In their introduction, the editors of WRITING OUR WAY HOME remark that the last significant general collection of American Jewish fiction appeared in 1977. The editor of that collection, in assembling work written from the 1930’s through the 1960’s, believed that he was memorializing the last currents of a stream of literature that was dwindling out in the face of the forces of acculturation. At that time it was generally accepted that, as the immigrant writers and those of the generation following them gave way to a third generation, a distinctly Jewish American literature would cease to exist. With this collection, Solotaroff and Rapoport offer ample evidence that contemporary American Jewish fiction is very much alive and flourishing. “Today,” they write, “the varieties of Jewish experience run the gamut from the Hasidic politics of Brooklyn to the gay congregations of Greenwich Village, from neo-Orthodox yuppies to New Age kabbalists.”

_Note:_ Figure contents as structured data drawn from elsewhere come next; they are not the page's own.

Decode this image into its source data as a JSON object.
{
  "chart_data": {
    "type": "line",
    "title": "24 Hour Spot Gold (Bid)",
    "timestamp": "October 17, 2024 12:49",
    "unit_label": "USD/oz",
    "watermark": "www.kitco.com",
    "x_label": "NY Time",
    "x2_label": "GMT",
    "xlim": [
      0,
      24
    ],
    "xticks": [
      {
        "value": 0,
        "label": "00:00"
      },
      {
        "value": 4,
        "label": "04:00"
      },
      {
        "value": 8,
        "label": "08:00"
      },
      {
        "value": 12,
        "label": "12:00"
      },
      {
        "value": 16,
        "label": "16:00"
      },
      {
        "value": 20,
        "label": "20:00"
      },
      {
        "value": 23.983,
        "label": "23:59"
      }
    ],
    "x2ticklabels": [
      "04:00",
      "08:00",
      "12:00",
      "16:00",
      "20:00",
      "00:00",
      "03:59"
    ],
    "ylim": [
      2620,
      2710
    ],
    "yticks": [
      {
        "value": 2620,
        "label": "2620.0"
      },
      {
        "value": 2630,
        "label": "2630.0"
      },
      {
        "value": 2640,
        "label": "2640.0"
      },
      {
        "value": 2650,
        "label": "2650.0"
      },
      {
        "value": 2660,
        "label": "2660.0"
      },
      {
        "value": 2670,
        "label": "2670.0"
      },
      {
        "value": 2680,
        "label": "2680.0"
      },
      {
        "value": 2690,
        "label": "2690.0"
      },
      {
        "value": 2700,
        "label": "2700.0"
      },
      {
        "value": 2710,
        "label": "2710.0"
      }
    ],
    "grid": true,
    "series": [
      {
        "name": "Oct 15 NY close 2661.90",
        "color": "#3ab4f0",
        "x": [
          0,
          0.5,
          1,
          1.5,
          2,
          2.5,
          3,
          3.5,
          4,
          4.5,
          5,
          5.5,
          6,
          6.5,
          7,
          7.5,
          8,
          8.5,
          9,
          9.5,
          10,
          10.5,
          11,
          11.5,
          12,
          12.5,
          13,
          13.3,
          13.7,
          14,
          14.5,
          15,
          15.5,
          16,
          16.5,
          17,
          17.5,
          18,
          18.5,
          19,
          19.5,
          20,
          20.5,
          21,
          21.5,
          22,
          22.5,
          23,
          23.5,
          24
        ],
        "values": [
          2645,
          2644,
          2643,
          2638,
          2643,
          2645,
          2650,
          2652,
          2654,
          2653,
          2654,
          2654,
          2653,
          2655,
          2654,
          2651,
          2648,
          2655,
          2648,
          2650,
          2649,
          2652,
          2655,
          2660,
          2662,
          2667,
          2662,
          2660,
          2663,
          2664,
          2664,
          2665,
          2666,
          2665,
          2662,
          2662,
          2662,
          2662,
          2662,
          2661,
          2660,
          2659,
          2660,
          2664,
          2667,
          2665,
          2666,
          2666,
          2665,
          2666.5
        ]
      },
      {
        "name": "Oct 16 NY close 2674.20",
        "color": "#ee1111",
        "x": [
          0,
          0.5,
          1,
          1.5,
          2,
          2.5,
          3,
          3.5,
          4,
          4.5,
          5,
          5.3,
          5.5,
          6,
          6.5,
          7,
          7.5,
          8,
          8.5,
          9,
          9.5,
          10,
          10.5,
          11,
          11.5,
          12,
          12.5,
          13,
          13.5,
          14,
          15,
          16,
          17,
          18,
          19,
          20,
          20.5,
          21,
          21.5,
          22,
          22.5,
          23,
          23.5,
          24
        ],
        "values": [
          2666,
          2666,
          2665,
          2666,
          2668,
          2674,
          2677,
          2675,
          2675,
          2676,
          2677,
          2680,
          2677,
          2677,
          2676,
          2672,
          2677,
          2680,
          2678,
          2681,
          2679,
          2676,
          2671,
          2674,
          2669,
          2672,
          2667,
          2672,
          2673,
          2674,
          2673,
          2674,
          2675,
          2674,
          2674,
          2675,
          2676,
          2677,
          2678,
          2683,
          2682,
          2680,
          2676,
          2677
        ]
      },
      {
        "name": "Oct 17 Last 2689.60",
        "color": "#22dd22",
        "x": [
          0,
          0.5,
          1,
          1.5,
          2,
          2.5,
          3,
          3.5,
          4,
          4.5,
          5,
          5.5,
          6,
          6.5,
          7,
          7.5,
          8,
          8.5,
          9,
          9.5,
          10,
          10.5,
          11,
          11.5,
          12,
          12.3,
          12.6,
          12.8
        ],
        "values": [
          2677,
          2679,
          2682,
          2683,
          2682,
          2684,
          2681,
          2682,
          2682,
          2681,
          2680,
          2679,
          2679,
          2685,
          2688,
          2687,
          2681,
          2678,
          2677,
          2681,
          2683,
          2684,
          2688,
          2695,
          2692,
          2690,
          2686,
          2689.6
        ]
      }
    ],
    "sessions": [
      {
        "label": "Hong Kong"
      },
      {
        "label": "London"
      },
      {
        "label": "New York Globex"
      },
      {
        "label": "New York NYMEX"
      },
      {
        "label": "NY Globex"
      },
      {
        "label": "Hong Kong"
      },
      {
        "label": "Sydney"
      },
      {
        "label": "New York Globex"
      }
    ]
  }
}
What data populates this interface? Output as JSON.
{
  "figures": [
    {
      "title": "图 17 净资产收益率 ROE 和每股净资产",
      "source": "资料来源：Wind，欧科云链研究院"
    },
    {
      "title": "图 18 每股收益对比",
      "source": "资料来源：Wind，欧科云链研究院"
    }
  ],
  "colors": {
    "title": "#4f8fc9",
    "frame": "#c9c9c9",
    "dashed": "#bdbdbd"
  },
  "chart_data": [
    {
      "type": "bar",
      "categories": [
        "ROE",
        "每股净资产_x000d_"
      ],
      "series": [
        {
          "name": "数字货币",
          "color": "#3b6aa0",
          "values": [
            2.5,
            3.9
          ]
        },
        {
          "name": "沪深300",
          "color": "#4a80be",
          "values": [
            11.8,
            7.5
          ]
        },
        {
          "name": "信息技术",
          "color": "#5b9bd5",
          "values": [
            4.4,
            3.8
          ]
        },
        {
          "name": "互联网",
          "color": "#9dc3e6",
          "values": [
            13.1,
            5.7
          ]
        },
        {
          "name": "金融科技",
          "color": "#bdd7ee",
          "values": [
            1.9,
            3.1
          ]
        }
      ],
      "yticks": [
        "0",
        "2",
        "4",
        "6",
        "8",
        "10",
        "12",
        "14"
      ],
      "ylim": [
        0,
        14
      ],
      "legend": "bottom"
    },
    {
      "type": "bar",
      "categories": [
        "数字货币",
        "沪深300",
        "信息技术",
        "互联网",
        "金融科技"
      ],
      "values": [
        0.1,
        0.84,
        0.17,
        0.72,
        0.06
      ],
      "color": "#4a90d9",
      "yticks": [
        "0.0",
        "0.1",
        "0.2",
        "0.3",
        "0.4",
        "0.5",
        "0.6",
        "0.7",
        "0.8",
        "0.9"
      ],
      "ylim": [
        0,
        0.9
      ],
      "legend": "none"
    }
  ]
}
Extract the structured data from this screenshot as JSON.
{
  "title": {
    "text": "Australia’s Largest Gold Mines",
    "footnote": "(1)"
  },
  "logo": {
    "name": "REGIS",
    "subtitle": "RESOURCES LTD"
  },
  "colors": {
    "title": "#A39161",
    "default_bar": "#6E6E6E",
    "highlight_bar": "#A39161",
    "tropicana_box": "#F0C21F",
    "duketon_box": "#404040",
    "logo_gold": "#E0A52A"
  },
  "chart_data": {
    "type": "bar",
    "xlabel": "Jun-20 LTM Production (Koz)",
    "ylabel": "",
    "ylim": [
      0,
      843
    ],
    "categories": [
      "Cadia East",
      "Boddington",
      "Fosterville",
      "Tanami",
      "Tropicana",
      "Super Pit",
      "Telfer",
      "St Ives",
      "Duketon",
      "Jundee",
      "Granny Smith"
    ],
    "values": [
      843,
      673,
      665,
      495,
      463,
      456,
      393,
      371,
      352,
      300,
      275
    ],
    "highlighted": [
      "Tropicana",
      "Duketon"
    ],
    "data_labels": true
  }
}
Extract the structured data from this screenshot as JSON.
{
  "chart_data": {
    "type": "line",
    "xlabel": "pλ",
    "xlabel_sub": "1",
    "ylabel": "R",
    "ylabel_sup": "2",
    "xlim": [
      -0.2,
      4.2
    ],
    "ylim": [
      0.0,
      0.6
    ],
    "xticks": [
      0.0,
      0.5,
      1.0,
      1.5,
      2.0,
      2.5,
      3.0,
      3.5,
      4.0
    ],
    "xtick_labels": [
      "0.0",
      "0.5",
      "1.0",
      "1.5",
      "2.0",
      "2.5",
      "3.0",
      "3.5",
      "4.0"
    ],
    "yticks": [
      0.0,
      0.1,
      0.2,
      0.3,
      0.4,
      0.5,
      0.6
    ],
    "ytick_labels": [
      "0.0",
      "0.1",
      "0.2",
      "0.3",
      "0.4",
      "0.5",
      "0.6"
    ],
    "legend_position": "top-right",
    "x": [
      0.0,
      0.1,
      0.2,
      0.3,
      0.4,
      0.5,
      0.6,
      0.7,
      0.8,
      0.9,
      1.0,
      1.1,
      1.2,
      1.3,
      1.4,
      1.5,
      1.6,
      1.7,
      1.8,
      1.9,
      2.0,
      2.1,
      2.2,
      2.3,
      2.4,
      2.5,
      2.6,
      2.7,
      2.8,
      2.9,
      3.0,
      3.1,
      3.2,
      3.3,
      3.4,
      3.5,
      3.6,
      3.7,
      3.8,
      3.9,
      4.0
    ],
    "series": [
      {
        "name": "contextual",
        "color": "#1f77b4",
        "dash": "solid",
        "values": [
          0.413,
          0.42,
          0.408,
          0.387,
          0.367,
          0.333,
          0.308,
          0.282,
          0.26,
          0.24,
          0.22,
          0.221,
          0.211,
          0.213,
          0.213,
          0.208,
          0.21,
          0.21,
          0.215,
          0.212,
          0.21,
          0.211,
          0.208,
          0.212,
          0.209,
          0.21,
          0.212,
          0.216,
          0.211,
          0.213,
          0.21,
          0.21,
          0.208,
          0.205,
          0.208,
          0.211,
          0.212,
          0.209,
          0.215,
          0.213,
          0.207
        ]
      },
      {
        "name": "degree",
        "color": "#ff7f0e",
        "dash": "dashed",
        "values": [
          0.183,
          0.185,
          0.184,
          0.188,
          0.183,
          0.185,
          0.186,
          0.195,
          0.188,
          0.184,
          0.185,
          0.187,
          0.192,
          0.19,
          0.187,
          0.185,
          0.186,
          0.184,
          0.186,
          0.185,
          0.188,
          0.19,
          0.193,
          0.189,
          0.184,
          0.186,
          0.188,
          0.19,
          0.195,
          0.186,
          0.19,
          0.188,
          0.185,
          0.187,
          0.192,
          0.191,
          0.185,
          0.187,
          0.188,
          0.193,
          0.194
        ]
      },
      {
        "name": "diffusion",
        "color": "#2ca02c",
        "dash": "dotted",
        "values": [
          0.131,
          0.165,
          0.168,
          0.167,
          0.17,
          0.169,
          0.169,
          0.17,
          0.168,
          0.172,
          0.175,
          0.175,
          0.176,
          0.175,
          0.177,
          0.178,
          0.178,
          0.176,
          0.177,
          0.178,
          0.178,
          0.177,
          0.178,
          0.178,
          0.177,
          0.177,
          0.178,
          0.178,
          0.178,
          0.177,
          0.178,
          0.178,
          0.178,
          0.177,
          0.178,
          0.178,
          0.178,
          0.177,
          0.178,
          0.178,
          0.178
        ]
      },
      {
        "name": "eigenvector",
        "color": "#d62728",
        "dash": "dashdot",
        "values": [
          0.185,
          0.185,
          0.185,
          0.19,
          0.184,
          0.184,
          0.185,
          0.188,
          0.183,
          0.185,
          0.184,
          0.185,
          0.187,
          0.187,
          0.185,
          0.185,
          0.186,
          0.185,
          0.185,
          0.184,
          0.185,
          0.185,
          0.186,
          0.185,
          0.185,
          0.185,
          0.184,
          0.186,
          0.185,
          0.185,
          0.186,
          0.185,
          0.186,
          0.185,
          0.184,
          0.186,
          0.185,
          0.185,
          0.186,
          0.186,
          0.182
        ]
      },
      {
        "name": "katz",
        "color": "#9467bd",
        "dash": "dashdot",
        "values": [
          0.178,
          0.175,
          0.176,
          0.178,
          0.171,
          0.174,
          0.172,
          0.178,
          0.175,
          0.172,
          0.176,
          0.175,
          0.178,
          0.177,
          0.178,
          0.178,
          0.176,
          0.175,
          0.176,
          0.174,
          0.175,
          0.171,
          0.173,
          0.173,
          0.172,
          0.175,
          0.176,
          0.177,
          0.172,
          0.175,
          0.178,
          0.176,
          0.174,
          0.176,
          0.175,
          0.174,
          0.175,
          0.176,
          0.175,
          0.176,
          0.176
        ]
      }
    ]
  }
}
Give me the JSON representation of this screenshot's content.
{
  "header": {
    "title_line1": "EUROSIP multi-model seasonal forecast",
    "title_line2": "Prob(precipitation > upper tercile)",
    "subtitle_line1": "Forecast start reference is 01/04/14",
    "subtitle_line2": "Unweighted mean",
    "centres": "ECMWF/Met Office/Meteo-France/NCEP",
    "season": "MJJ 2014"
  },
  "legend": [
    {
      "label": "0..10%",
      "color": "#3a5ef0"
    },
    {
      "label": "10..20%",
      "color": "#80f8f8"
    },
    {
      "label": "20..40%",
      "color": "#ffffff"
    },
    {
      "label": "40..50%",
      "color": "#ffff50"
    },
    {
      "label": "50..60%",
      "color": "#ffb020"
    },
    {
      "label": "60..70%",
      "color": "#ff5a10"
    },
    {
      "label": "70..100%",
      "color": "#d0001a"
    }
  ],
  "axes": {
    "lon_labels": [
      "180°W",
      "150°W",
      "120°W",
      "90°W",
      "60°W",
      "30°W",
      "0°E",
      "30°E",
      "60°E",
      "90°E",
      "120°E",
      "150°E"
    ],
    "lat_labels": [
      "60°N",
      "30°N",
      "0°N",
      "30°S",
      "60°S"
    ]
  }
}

This sense of richness and diversity permeates the stories collected here. Each of the twenty-four writers finds something different in the rich mix of individual, cultural, and religious heritage from which to fashion fiction that is at once Jewish and American. The collection begins with a comically exuberant tale by Max Apple involving primal therapy, romance, and the narrator’s reenacted circumcision. It ends with a powerfully elegiac story by Eppie Zore’a which blends American idioms and Biblical allusions to tell the story of an Israeli couple who immigrate to America. A few of these stories have been anthologized frequently during the last several years — most notably E. L. Doctorow’s tragi-comic “The Writer in the Family,” Mark Helprin’s powerful evocation of men at war, “North Light — A Recollection in the Present Tense,” and Philip Roth’s erudite and moving “’I Have Always Wanted You to Admire My Fasting’: or, Looking at Kafka.” For most readers, however, the majority of the pieces in this collection will be new and delightful discoveries — a collection in which, as the editors describe it, “The religious and the secular, the experimental and the traditional, the realistic and the surreal cohabit and even sometimes nuzzle, more or less peaceably.”